Golden Dataset: 5-10개 conftest.py fixture로 CI에서 항상 실행.

12.2 Integration 테스트

@pytest.mark.eval_regression
async def test_eval_subgraph_waste_query():
    """waste intent에 대한 full subgraph 실행."""
    ...

@pytest.mark.eval_regression
async def test_eval_subgraph_regeneration_loop():
    """C등급 → 재생성 → 최대 1회 검증."""
    ...

@pytest.mark.eval_regression
async def test_eval_subgraph_entry_failure_degrades_gracefully():
    """eval_entry 에러 시 EvalResult.failed() → eval_decision → END short-circuit 검증."""
    ...

12.3 pytest markers

# pyproject.toml
[tool.pytest.ini_options]
markers = [
    "eval_unit: Eval unit tests",
    "eval_regression: Eval regression tests (CI gate)",
    "eval_capability: Eval capability tests (nightly)",
]

13. 위험 요소 및 대응

LLM Eval 지연	응답 시간 증가	async 기본 모드 + sync는 L1만 (< 50ms)
Structured Output 파싱 실패	평가 실패	retry-with-repair 2회 → L1 fallback
비용 초과	운영비 상승	daily budget 가드레일 + sample_rate 조절
과도한 재생성 루프	무한 루프	eval_retry_count in state + max 1회
Calibration Set 편향	평가 왜곡	Intent별 층화 샘플링 + kappa >= 0.6
축 간 과도한 상관	평가 중복	Phase 1에서 r > 0.85 쌍 감지 → 루브릭 수정
Self-Enhancement Bias	자기 평가 과대	Cross-model validation (10% 샘플)
SSE 재생성 UX	사용자 혼란	eval_regeneration_started 이벤트 + 프론트 대응
Circuit Breaker 열림	평가 중단	FAIL_OPEN 정책 → 응답은 항상 전달

14. 구현 로드맵

Phase 1: Foundation

Domain: AxisScore VO, ContinuousScore VO, EvalGrade Enum, EvalScoringService
Application: 4개 Port (Protocol), EvalResult DTO, EvalConfig
Application: CodeGraderService (6 slices)
Infrastructure: eval_node, eval_graph_factory, contracts.py 등록
Infrastructure: EvalConfig → factory.py Feature Flag 통합
Tests: Domain unit + Code Grader unit + eval_node state transform

Phase 2: LLM Judge

Infrastructure: BARSEvalOutput Pydantic schema, bars_evaluator adapter
Application: LLMGraderService (오케스트레이터)
Application: ScoreAggregator (Domain Service 위임)
Application: EvaluateResponseCommand (3-tier 오케스트레이션)
5-Axis BARS 프롬프트 작성 (base + 5 rubric files)
Tests: LLM Grader unit (AsyncMock) + Integration (subgraph)
NodePolicy + CircuitBreaker 적용

Phase 3: Calibration & Ops

Application: CalibrationMonitorService (proper CUSUM)
Infrastructure: Redis eval store, Postgres eval store
Calibration Set v1 수집 (50개, 2-annotator, kappa >= 0.6)
Prometheus 메트릭 계기판 + Grafana 대시보드
CI/CD: pytest markers + GitHub Actions workflow
Runbook 작성: docs/runbooks/eval-pipeline.md (B.12 기반 alert/SLA/routing)
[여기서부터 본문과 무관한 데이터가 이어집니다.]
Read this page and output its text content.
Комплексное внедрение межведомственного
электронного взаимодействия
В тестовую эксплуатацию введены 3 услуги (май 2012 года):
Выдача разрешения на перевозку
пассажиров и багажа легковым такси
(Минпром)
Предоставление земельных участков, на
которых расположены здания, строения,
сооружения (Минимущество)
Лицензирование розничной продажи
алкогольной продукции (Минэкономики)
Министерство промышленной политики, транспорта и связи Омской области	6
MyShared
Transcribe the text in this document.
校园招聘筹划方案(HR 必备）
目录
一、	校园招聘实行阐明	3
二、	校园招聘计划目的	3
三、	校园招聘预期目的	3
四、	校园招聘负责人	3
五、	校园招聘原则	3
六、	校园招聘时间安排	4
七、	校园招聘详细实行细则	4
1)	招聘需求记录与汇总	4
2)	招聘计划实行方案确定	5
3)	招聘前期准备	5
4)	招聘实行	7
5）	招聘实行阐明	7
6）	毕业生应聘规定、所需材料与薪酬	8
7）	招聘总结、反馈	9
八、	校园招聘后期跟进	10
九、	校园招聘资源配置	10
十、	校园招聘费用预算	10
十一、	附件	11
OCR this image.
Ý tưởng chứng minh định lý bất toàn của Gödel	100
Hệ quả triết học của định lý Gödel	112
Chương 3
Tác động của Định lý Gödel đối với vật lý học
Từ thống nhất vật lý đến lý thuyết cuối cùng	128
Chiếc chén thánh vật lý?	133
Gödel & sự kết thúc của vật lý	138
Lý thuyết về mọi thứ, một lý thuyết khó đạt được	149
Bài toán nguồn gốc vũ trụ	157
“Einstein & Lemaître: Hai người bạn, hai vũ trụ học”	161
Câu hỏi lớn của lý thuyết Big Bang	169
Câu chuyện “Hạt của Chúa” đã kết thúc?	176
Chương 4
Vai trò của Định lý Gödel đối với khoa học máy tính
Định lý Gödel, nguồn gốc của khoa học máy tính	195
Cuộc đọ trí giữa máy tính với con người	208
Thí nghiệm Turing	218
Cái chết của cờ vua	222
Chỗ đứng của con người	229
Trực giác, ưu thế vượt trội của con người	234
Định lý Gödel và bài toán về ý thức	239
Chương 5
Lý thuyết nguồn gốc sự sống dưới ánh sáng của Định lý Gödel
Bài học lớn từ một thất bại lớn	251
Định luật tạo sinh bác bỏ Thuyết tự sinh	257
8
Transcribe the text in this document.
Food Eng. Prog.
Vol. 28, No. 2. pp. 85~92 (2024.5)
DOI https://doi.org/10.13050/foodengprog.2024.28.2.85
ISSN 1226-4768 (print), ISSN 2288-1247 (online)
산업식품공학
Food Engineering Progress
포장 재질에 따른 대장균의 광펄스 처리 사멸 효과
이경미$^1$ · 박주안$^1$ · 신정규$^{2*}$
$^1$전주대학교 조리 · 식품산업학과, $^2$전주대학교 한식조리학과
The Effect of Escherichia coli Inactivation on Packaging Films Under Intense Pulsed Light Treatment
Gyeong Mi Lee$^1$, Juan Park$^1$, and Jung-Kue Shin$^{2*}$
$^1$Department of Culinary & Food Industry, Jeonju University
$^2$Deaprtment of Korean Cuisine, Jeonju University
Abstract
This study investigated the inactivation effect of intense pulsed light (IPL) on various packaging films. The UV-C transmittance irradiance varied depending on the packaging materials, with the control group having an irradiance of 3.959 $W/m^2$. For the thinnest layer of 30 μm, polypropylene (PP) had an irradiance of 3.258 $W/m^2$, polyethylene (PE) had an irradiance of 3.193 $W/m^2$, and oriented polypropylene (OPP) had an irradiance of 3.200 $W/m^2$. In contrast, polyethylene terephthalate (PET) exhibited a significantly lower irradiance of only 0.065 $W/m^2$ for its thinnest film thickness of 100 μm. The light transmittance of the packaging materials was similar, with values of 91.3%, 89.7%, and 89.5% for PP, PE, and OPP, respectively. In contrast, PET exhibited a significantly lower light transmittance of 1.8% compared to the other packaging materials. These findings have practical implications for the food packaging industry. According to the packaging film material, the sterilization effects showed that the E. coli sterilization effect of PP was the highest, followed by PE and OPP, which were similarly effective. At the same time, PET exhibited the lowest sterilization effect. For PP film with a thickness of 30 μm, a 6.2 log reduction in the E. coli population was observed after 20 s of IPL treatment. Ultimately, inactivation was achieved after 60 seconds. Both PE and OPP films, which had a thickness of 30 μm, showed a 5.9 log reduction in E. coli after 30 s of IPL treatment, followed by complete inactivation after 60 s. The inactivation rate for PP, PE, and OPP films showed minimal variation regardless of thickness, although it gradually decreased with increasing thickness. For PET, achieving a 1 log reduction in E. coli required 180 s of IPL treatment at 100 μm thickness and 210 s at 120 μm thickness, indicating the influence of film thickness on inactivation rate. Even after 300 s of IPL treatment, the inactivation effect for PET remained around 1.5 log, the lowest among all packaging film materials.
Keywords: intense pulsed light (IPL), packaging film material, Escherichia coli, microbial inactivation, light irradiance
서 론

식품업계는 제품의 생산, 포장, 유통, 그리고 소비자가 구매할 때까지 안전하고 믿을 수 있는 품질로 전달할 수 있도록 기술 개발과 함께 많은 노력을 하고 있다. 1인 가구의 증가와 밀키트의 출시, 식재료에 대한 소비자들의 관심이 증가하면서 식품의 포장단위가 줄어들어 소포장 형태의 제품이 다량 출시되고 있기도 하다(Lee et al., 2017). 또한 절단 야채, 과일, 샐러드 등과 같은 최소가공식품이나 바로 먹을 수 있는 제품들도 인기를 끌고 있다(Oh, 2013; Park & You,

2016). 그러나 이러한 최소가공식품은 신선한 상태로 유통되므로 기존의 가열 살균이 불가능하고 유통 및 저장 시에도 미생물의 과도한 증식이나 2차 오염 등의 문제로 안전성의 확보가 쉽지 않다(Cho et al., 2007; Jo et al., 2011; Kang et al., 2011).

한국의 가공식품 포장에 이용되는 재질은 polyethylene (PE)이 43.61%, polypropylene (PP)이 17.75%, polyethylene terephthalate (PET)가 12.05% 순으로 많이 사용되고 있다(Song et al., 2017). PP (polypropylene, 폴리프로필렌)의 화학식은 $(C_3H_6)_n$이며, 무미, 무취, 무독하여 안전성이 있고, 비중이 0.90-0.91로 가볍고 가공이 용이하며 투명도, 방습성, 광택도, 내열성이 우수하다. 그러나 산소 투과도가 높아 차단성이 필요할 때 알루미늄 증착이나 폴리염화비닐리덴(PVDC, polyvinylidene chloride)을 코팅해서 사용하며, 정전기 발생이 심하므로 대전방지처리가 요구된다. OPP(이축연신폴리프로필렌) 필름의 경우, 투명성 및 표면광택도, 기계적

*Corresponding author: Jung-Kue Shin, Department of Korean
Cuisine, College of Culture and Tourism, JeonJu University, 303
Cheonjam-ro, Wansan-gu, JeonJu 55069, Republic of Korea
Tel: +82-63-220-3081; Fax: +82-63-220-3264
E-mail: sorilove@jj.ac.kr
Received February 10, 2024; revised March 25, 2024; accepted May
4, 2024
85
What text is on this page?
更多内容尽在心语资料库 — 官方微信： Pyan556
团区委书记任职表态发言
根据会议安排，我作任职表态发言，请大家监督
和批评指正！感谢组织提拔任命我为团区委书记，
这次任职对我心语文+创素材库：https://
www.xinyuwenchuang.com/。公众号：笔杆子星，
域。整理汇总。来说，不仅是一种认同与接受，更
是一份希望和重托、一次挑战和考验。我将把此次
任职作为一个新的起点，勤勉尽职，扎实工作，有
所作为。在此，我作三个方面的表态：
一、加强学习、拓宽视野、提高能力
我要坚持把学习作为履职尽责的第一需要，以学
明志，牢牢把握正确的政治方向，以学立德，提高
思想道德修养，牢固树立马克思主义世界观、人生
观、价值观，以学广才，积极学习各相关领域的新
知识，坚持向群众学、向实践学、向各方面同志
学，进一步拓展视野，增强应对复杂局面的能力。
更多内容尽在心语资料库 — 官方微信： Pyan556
Phase 4: Lifecycle & Polish

Eval Lifecycle Manager (Phase transition logic)
HITL queue (RabbitMQ eval.human_review)
Shadow mode 검증 + A/B 비교 API
E2E 테스트 + k6 부하 테스트 시나리오
모델/프롬프트 버전닝 + 비용 가드레일

Appendix A: Round 2 잔여 갭 해결

Round 2 리뷰(avg 89.2)에서 96+ 도달을 위해 식별된 교차 이슈 + 전문가별 세부 갭 해결

A.1 ChatState ↔ EvalState 상태 브릿징 (LangGraph, Code)

EvalState는 독립 TypedDict이므로, 서브그래프 진입 시 ChatState → EvalState 매핑이 필요.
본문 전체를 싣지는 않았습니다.